Steve Tibbetts guitars, piano, kalimba, bouzouki
Marc Anderson percussion, steel drum, gongs
Recorded 2008 in St. Paul
Engineer: Steve Tibbetts
An ECM Production
If ever there was a case for quality over quantity, Steve Tibbetts is it. A full eight years after A Man About A Horse, the Minnesotan guitarist returns with his most intimate statement yet. Alongside percussionist Marc Anderson, collaborator of over three decades, Tibbetts crafts a geography so inward-looking that it becomes a parallel world. Tibbetts originally flirted with the idea of releasing Natural Causes as one single track. Were such the case, listeners would feel no less aware of its science. Either way, its 13 tracks are not variations on a theme, even if they do play with the theme of variation. He calls them, rather, “complex little cathedrals,” building them as he does stone by stone, if not string by string. Indeed, his trusted 12-string guitar is possessed of something divine, its frets pared down to almost nothing over years of playing, so that fingers glide freely.
In a rare turn, Natural Causes is nearly all acoustic and accordingly finds Tibbetts playing piano, kalimba, and bouzouki to flesh out the palette. In addition to these, he employs a midi interface, by which he triggers samples of gongs and metal-key instruments collected during his travels. Of these, “Lakshmivana” is the fullest integration of plugged and unplugged. Told in the language of prayer—i.e., of human artifice embracing sacrality—it is an astonishing meditation that is only deepened by the story told in “Chandogra.” Here the periphery is barely noticeable. Instruments peek from the shadows, seemingly incidental, and fade at the instant of regard.
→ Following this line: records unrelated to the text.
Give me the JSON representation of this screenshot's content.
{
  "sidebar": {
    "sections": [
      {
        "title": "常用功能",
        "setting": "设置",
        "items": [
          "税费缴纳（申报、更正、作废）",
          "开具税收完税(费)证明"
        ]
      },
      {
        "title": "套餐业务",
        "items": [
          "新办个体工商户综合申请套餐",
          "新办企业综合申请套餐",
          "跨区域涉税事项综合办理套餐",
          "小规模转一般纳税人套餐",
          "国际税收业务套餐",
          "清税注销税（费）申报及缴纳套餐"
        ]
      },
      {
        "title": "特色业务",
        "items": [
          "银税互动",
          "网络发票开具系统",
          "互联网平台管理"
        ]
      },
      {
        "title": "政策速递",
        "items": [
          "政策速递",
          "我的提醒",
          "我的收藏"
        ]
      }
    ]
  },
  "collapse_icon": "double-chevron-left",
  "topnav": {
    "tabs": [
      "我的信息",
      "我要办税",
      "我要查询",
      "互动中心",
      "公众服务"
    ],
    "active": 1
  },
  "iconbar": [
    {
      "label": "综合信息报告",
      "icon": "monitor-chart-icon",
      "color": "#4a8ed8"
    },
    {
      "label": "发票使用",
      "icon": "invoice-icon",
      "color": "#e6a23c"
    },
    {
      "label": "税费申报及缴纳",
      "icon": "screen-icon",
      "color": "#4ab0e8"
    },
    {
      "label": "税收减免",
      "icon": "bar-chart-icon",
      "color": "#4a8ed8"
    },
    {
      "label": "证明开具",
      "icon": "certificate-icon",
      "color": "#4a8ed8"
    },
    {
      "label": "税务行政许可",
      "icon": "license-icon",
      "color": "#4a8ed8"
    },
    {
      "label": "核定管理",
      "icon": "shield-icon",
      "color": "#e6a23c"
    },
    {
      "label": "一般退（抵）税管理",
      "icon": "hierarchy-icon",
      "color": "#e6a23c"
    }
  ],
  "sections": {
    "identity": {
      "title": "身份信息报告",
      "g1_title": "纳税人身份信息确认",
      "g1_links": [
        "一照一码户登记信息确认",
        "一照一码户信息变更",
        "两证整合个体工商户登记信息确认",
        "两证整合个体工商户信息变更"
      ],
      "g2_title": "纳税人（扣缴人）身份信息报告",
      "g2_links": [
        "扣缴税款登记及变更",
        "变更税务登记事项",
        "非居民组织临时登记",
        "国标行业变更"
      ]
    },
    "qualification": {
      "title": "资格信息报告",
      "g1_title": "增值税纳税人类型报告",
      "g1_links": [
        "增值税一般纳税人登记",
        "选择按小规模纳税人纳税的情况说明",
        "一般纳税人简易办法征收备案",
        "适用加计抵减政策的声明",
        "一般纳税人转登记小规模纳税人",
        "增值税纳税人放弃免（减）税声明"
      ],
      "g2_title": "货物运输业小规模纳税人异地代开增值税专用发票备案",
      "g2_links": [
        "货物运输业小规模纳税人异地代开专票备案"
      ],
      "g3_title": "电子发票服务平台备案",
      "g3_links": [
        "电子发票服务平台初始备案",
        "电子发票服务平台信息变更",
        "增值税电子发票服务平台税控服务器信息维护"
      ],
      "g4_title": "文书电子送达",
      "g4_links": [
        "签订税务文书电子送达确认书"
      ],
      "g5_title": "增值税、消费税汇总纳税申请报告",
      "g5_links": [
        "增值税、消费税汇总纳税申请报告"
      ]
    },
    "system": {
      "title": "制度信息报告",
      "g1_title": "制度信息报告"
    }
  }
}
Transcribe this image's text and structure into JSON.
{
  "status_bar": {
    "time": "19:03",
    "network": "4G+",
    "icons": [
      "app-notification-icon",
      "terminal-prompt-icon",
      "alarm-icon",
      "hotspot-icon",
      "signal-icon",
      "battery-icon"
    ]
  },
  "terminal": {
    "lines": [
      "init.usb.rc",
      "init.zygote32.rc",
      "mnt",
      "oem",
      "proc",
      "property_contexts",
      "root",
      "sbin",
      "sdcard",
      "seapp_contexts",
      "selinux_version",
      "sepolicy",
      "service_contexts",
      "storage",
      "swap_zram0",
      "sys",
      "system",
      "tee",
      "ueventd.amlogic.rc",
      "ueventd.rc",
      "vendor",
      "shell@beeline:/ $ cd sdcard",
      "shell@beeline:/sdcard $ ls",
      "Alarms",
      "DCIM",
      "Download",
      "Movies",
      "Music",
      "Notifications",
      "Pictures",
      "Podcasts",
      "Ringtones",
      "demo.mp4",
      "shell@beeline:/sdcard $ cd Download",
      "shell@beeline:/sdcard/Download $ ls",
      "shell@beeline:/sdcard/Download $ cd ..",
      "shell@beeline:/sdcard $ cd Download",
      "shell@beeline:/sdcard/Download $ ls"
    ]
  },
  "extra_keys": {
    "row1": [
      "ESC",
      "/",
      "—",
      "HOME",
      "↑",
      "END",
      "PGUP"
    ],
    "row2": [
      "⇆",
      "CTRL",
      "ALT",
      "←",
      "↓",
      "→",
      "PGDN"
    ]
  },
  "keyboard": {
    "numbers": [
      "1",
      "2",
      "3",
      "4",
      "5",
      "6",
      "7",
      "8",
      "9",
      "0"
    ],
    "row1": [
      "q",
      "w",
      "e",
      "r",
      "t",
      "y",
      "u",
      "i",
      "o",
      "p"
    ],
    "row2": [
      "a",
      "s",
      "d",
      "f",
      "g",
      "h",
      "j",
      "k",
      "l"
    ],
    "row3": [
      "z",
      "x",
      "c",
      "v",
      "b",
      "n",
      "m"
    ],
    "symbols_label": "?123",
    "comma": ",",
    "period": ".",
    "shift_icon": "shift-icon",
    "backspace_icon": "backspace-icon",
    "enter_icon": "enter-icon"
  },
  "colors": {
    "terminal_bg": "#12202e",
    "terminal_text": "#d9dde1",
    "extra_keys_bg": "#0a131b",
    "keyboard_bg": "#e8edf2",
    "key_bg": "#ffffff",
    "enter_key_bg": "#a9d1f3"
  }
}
From the back-porch motif that introduces “Sitavana,” the album’s gateway, and through the burgeoning field that follows toward the solo “Threnody,” it’s obvious that Tibbetts’s attention to detail has grown like the preceding metaphor. His playing, mellifluous as ever, establishes global reach with tracks like “Padre-Yaga,” in which Anderson’s hand drumming leaves trails on the beaten plains. It develops, as does the album as a whole, in distinct cells, every pause linking the body to the less tangible impulses that make fingers ache for the fretboard.
There is an almost keening quality to Tibbetts’s portamento. “Attahasa,” for one, is a tree shedding spores. For another, “Sangchen Rolpa” wavers on the precipice of some great abyss. Across that expanse Tibbetts extends brief, tender bridges, paved with inner fire. Between them, the album’s groundswells reveal texture and breadth.
Although this is Tibbetts’s most inward-looking record, it is also his farthest reaching. His art is as honest as the landscapes that inform it, changing form and color as he moves from one riverbank to the next. Whether you choose to walk with him or listen upon him from above, just know there is a home for you here to which you may always return.